На главную страницу

ИВАН КОНЕВСКОЙ

1877, СПб. — 1901, станция Зегевольд Лифляндской губ. (утонул в реке)

Настоящая фамилия Ореус. Трагически погибший основоположник русского символизма, в переводе он был сторонником переложения поэзии прозой. Именно так выполнены его переложения из М. Метерлинка, Э. Верхарна, Д.Г. Россетти, Ч.Э. Суинберна, Ф. Ницше и других авторов, безуспешно предлагавшиеся им в символистское издательство «Скорпион» незадолго до смерти.

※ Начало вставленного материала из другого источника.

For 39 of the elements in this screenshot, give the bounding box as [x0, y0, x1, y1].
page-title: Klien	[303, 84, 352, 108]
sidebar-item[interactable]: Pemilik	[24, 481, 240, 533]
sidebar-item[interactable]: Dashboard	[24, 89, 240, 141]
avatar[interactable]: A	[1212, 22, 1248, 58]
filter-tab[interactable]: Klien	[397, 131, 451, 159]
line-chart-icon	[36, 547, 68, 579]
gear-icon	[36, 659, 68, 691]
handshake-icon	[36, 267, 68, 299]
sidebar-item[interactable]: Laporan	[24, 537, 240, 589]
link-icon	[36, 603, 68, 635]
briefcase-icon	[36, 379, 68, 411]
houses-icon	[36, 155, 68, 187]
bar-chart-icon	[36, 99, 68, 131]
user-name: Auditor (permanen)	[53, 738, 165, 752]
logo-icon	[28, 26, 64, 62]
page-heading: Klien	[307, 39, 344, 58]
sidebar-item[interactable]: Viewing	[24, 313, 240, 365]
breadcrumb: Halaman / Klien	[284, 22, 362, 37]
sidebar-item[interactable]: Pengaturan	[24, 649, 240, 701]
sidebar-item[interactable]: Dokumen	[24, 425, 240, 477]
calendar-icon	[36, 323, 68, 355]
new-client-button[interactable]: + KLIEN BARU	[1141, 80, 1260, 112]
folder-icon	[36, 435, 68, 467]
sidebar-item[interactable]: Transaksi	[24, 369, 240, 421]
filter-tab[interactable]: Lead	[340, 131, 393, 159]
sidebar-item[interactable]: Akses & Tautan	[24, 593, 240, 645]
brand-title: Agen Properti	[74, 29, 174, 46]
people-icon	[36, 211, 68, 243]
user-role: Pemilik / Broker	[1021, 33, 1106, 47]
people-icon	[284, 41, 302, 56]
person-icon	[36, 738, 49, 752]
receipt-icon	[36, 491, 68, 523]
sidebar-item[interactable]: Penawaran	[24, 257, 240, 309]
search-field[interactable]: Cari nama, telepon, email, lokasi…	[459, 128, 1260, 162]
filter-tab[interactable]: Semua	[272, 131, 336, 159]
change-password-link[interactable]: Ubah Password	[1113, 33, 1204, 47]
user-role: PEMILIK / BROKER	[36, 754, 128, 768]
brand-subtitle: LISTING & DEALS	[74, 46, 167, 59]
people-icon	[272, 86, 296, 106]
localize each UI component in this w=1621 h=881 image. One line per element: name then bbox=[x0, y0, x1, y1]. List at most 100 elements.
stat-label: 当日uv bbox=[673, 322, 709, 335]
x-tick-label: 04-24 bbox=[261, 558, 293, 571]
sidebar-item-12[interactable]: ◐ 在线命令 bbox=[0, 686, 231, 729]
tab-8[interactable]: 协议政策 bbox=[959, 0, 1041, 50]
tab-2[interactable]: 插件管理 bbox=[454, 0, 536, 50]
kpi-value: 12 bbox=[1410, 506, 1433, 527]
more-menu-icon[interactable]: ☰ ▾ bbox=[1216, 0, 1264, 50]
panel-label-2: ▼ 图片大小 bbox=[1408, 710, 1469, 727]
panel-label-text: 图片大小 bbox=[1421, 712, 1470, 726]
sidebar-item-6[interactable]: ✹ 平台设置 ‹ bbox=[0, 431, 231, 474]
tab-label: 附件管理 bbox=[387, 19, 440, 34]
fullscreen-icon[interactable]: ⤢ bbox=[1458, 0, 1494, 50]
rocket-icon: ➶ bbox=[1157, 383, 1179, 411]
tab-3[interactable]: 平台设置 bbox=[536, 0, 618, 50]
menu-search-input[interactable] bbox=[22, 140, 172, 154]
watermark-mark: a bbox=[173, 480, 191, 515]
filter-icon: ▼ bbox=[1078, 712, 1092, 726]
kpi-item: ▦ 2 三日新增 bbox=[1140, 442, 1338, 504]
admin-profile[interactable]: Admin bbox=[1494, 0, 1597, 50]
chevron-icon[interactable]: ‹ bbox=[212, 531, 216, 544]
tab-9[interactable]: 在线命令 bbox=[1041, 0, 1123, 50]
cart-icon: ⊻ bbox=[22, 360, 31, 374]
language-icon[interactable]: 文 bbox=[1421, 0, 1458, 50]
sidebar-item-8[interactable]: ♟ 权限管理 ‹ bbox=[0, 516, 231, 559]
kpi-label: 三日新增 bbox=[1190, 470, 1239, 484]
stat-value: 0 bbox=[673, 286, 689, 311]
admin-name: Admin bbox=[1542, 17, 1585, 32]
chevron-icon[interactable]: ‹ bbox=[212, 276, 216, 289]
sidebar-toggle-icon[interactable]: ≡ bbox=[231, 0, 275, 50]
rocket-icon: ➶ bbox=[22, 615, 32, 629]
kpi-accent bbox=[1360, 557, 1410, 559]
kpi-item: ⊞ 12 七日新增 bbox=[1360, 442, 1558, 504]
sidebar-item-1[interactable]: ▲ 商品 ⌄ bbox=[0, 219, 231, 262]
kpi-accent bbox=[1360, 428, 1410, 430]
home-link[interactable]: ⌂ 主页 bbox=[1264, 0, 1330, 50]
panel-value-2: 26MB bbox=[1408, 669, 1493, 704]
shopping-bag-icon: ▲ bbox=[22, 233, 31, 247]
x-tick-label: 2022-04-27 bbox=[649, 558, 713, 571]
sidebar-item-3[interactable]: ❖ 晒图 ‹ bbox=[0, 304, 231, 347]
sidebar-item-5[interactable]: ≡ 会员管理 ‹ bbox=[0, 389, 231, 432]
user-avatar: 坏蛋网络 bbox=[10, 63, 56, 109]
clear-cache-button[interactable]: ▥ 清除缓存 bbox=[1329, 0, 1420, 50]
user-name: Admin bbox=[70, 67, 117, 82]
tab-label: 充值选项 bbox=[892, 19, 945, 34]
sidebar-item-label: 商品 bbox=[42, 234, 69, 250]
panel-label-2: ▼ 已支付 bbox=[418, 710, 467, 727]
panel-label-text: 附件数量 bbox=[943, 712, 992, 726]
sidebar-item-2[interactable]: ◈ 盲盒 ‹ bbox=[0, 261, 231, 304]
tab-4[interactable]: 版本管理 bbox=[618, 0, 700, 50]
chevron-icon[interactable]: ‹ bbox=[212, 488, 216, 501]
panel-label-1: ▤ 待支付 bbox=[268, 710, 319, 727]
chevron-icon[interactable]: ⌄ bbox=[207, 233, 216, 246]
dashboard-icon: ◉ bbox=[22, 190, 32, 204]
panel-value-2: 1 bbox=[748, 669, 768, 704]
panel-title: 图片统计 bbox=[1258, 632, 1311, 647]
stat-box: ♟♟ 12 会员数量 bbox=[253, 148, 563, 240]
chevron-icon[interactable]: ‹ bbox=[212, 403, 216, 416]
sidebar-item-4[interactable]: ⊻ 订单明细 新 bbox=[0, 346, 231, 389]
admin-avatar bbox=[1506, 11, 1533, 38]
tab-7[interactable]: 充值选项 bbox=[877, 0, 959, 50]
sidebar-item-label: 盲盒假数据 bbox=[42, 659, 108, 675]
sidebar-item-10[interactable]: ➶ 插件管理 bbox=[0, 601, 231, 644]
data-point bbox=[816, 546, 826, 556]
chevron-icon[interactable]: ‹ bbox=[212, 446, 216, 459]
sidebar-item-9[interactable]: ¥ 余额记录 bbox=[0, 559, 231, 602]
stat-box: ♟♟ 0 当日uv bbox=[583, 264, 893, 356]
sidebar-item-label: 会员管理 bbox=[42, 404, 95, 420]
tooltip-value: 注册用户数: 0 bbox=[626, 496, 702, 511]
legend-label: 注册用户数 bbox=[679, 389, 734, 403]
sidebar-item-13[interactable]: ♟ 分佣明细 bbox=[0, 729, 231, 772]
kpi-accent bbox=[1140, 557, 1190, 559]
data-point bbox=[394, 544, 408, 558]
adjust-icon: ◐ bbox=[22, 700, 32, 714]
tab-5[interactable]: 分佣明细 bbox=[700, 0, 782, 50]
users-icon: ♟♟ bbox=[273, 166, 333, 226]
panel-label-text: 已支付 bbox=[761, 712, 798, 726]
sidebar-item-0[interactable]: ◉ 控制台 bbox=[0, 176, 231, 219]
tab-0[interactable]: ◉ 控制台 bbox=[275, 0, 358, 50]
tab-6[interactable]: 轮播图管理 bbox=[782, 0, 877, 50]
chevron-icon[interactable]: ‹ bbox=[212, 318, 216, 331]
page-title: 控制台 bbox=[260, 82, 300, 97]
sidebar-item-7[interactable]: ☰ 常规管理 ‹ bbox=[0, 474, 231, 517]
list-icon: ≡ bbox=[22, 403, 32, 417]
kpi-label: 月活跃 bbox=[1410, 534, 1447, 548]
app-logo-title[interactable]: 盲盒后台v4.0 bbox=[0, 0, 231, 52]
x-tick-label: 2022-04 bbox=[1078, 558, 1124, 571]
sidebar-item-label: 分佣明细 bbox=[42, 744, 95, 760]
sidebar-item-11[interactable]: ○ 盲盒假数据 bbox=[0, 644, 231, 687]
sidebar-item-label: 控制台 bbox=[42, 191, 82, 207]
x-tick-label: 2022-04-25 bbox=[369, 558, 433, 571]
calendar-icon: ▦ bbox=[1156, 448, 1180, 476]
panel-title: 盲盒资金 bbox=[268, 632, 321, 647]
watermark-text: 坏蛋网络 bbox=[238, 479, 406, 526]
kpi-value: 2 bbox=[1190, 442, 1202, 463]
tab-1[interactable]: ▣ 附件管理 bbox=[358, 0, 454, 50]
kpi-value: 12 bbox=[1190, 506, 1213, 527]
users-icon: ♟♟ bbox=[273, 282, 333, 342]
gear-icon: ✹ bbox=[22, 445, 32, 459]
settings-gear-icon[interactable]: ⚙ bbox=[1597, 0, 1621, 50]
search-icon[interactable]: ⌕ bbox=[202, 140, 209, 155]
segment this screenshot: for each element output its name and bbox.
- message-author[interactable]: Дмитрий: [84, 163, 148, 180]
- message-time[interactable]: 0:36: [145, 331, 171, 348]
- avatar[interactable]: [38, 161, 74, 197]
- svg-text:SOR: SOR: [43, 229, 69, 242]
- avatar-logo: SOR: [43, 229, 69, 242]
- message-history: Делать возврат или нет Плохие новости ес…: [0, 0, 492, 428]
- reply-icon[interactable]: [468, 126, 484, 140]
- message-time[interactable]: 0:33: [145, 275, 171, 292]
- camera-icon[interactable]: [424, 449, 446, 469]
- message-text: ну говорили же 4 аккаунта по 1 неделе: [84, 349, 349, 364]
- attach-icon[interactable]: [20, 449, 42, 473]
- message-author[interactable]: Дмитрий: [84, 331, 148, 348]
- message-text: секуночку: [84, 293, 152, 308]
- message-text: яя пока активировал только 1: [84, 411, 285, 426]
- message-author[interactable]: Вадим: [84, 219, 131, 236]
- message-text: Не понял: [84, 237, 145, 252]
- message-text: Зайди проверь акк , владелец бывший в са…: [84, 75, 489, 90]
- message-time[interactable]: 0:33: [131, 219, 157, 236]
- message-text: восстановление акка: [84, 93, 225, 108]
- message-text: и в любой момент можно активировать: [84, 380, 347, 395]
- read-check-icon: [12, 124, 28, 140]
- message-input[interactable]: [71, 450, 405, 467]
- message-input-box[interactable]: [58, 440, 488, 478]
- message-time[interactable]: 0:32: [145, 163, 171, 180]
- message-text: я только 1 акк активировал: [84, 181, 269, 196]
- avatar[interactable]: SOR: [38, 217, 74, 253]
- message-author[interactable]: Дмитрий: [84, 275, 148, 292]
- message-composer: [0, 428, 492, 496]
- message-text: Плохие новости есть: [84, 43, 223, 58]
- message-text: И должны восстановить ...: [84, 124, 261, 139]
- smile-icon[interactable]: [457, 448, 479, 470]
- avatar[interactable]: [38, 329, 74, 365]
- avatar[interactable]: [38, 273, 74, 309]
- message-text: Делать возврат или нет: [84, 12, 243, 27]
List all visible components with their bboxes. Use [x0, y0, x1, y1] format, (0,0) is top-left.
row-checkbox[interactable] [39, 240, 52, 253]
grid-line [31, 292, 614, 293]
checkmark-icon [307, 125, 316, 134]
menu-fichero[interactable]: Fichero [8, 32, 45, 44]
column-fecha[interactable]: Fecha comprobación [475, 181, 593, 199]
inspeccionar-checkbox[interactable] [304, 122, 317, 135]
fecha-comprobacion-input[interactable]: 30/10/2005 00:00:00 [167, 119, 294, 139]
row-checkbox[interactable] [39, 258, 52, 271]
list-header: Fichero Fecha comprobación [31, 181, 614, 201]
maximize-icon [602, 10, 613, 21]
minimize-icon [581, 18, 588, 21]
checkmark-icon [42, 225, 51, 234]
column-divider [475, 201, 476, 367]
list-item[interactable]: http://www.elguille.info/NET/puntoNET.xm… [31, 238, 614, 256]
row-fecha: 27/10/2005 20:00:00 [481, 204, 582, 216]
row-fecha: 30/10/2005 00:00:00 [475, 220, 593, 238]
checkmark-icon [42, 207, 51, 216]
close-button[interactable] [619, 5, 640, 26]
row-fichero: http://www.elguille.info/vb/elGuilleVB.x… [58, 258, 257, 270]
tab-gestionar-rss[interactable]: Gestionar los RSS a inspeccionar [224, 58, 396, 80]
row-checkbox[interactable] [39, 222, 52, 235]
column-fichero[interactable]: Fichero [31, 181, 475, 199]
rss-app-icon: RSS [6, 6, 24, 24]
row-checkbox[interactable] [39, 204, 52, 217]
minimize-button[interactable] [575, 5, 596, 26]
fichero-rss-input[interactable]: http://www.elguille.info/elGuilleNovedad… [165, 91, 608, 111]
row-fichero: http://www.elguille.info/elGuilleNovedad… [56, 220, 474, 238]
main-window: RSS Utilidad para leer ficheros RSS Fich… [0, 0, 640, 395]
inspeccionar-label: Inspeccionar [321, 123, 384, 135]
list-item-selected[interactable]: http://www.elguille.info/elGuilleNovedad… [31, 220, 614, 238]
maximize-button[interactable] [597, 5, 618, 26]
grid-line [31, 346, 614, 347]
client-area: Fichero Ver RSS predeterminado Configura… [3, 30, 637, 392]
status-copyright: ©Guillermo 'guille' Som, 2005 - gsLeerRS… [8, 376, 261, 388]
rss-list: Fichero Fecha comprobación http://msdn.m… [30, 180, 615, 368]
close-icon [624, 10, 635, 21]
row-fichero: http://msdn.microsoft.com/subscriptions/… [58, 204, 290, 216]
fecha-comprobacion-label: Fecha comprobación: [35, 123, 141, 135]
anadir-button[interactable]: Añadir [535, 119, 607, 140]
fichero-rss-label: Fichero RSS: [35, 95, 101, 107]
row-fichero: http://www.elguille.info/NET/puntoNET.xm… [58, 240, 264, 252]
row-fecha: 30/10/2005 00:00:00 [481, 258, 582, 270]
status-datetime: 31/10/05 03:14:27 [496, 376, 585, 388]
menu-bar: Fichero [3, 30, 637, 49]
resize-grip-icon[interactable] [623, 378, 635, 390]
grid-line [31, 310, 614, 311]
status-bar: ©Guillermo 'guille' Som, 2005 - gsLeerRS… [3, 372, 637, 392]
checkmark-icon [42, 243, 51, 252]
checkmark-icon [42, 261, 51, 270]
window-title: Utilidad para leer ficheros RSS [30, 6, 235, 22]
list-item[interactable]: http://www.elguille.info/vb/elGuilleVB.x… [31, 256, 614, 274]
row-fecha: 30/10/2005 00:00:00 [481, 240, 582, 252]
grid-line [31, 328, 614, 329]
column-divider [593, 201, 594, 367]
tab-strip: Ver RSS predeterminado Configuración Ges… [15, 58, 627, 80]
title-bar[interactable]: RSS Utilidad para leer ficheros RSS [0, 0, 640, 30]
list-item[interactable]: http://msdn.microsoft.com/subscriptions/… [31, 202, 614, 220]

Впрочем, в наследии Коневского сохранились и переводы, выполненные в более традиционной манере.


ГЕНРИК ИБСЕН

(1828–1906)

СВЕТОБОЯЗНЬ

Как сердце, бывало, отвагой вздымалось,
Какой я веселый и в школе сидел,
Покамест лишь солнце в горах не скрывалось
С отливом кровавым, что нa небе рдел.

Но только что ночь этот отблеск гасила
И кутала землю в свой мрачный покров,
Мне душу мутила нечистая сила
Из сказок и саг стародавних веков.

А раз только в душу вползали мне эти
Исчадья фантазии вeщей моей,
Мне все становилося страшно на свете,
А мнил ведь себя я героем, ей-ей.

Теперь же совсем уже дело другое:
Вот как моя жизнь изменила меня!
Теперь упадет во мне миг ретивое
При первом сиянии дня.

Чудовища дня, эти пошлые лица,
Их вечер с крикливым весельем своим,
Все грудь мне терзает, все мелочно злится,
Что я — не товарищ трудам их дневным.

Стараюсь я скрыться под складки покрова,
Под призрачным саваном ночи немой.
Парю как орел над горами — и снова
Забуду про жребий проклятый я мой.

И я разбиваю тиски и оковы:
Туда, в бесконечность! в синеющий свод!
И страх мой исчез, и все раны здоровы, —
Покамест лишь утренний луч не блеснет.

Мне свет нестерпим, если в свете прозрю я
Лишь будничный день, мне постылый давно.
Да, если великое что сотворю я,
То будет созданием ночи оно.

РУДОКОП

Разбивайся же с гулом и громом
Под ударами млата, скала!
Пробираюсь туда я со взломом,
Где глубоко руда залегла.

Самоцветные камни там манят,
Красноватое злато блестит:
Все в ту темную глубь меня тянет,
Где страданий земных не гостит.

Пробивай мне дорогу, мой молот,
К человечьему сердцу в тайник!
Был в ту пору ретив я и молод,
Как спустился я в мрачный рудник.

Знал и я ведь весенние годы,
С детским счастьем на солнце глядел;
По пути всё — цветущие всходы…
Радость жизни была мой удел.

Но забыл я о солнечном счастьи,
Как в полночную шахту проник.
Бей без устали, млат, и в бесстрастьи:
Рвусь я к сердцу людскому в тайник.

А как слез я под землю впервые,
Отчужденный от будничных мук,
Тут я думал, что духи живые
Истолкуют мне жизненный круг.

Но мне нe дал никто разъясненья,
Чтo клокочет там в недрах, внутри.
Мне никто в этой бездне сомненья
Не возжег светоносной Зари.

Так ужель я ошибся — и к свету
Даже путь глубины не ведет?
Но от солнца уж нет мне привету:
Свет земной мне лишь очи гнетет.

В глубине так же тихо, прохладно,
И страстей во мне сякнет родник.
Бей по камню, мой молот, нещадно:
Путь мой — к сердцу людскому в тайник.

Так я сыплю удар за ударом
До конца моих сумрачных дней.
Ночь пронзить порываюсь я даром:
Нет просвета, нет проблеска в ней.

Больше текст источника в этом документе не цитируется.